Steve Wynn jest inwestorem budowlanym, który swojej fortuny dorobił się przede wszystkim na budowaniu oraz odnawianiu prestiżowych kasyn w Las Vegas. W jego portfolio znajdziemy takie obiekty jak m.in. Golden Nugget, Mirage, Bellagio czy Treasure Island. Majątek inwestora wycenia się na blisko 4 miliardy dolarów, co umieszcza go w gronie kilkuset najbogatszych ludzi świata. Spora część tej kwoty jest ulokowana w dziełach sztuki. Choć Wynn niewątpliwie ma dobrą rękę do inwestycji w kasyna, o tyle nieco gorzej radzi sobie z obrazami.
„Najbardziej niezdarny łokieć świata”
W roku 2006 na aukcje trafić miał portret przedstawiający kobietę z kotem namalowany w roku 1964. Jego wartość była szacowana nawet na 35 milionów dolarów. Ostatecznie, dzieło sztuki nie trafiło na aukcję. Steve Wynn świętował nadchodzący zastrzyk gotówki ze swoimi przyjaciółmi. Obraz miał trafić do innego miliardera, Stevena Cohena. W trakcie świętowania doszło jednak do wypadku. Wynn opowiadał swoim gościom o słynnym obrazie. Najwyraźniej posługiwał się również bogatą gestykulacją, ponieważ jego łokieć trafił w dzieło sztuki przebijając płótno.

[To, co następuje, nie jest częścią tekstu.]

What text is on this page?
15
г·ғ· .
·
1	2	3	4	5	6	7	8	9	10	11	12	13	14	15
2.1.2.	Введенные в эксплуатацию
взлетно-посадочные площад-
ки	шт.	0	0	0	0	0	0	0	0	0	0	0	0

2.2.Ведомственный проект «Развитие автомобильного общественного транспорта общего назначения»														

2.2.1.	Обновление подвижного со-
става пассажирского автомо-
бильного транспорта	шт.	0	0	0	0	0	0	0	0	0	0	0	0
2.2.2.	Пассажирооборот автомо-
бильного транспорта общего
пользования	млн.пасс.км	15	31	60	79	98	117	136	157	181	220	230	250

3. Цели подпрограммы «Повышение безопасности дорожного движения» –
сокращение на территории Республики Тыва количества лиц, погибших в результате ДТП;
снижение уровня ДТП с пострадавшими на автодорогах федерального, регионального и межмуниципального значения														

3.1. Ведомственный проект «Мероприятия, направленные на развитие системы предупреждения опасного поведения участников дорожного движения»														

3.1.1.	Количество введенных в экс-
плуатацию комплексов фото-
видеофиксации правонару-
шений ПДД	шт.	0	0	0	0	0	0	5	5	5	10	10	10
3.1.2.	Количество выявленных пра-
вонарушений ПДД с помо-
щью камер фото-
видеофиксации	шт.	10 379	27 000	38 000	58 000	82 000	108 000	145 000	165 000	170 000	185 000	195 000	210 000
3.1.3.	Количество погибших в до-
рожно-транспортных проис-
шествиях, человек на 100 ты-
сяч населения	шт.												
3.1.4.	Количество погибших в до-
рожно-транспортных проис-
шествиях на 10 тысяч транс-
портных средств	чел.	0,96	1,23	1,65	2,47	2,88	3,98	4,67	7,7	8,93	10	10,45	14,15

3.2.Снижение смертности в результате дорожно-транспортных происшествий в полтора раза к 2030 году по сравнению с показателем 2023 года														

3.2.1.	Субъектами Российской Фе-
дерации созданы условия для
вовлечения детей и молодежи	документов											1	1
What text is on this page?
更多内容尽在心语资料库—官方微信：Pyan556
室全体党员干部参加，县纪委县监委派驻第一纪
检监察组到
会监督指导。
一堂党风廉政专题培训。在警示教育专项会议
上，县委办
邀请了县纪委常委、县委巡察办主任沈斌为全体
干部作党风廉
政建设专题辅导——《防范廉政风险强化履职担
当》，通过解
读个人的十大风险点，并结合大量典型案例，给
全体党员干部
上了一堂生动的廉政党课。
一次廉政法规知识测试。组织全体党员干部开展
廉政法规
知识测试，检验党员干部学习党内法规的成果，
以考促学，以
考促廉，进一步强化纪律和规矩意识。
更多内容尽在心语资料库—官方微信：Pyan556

Sam inwestor uznał swój łokieć za „najbardziej niezdarny na świecie”. Portret musiał zostać starannie odrestaurowany. Jednak czy sytuacja ta była czystym, niefortunnym przypadkiem? Jeżeli tak, to z całą pewnością nie możemy użyć określenia „niefortunne”. Obraz ostatecznie został sprzedany w 2013 roku za ponad czterokrotnie wyższą kwotę – 155 milionów dolarów.
Steven Wynn ponownie zyska na przypadkowym uszkodzeniu obrazu?
15 maja na aukcje miało trafić inne dzieło sztuki w posiadaniu słynnego inwestora. Tym razem chodzi o obraz samego Pabla Picassa pod tytułem „Żeglarz” (oryg. Le Marin). Dom aukcyjny oszacował wartość tego dzieła na 70 milionów dolarów. Być może taka kwota nie do końca satysfakcjonowała Wynna. Doszło bowiem do kolejnego, nieszczęśliwego wypadku. Obraz został uszkodzony i ostatecznie nie trafił na aukcję. Dom aukcyjny nie podaje jednak stopnia uszkodzeń, a właściciel nie skomentował na razie sytuacji. Czy to zdarzenie ponownie podbije wartość dzieła?